Trudeau reiterated that vaccination was key to easing the strain on a health care system facing delayed surgeries and other medical procedures due to the current public health crisis.
Meanwhile, NDP’s Jagmeet Singh stopped by an Ottawa children’s store with his pregnant wife Gurkiran Kaur Sidhu to pick up some items.
Reflecting on Wednesday night’s French jousting match, Singh told reporters that he was “happy” with his performance.
The NDP leader said his goal was to tell Canadians “they cannot afford another four years of Mr. Trudeau, who continues to say a lot of wonderful things in the campaign and unfulfilled.”
But both the Liberals and the NDP, along with the Greens, were criticized on Thursday by Quebec Prime Minister François Legault, who suggested that the platforms proposed by those parties would be “dangerous” for his province.
Legault, the prime minister of a province where all the major parties hope to make a profit, pointed to issues such as healthcare, immigration and Bill 21, the province’s secularism law, as evidence that all three parties they could take away the autonomy of Quebec.
Although he did not express it openly, Legault’s comments implied that electing the Conservatives or the Québec bloc would result in a more favorable outcome for the province.

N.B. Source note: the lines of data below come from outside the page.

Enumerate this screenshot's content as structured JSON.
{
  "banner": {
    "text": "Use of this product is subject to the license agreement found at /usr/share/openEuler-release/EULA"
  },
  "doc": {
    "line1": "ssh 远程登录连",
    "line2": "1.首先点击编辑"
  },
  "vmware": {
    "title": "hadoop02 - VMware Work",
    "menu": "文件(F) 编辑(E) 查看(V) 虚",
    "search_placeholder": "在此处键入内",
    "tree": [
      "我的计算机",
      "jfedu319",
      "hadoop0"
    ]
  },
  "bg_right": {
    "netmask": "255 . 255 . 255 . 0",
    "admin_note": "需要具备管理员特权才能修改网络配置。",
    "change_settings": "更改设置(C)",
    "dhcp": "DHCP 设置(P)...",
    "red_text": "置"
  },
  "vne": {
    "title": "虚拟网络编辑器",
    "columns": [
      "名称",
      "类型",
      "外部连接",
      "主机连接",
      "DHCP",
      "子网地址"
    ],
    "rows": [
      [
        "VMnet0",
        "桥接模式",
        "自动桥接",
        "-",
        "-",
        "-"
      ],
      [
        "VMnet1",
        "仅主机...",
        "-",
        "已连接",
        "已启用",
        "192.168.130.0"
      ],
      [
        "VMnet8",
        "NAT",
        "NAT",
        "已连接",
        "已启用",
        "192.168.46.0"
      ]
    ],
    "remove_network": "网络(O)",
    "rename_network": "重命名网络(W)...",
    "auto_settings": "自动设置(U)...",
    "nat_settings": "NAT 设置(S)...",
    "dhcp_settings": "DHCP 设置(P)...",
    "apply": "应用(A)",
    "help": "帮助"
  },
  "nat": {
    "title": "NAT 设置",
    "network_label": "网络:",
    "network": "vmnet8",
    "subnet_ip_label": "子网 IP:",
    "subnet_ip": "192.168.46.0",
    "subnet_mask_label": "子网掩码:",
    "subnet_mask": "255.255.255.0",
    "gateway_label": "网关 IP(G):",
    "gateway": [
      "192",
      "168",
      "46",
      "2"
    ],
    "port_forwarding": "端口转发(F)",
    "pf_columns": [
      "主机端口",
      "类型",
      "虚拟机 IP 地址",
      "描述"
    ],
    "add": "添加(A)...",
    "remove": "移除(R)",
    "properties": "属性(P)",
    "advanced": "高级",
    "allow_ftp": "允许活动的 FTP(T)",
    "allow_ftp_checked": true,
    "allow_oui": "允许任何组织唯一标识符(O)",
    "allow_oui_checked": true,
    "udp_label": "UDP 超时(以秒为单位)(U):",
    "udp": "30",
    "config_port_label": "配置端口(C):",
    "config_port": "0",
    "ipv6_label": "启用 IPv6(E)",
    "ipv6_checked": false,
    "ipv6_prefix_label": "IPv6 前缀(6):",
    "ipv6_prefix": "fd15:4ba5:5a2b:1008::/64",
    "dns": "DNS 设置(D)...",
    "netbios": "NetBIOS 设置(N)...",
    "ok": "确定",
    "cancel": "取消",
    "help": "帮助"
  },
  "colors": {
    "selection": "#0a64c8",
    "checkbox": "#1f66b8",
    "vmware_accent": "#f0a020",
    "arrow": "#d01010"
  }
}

However, the prime minister did not stop criticizing the conservatives and took aim at the conservative leader Erin O’Toole for the promise of his party’s platform to cut back on the promise of the liberals to create a national daycare program, given that the Liberals have already signed a $ 6 billion children’s contract. -Careful dealing with Quebec.
Legault said he would not tell Quebecers how to vote, but said that since no federal party is giving the province everything it wants, a minority government would be best.
“It is up to Quebecers to choose, but I will tell you this, I am a nationalist, I want Quebec to have more autonomy and power,” he said.
Conservatives on Thursday also pledged to review supply chain legislation to “significantly enforce” Canada’s commitment not to import products made through “forced or enslaved” labor.
In Toronto, several local NDP candidates shared their party’s intention to establish a guaranteed livable income program, beginning with supports to lift seniors and people living with disabilities out of poverty.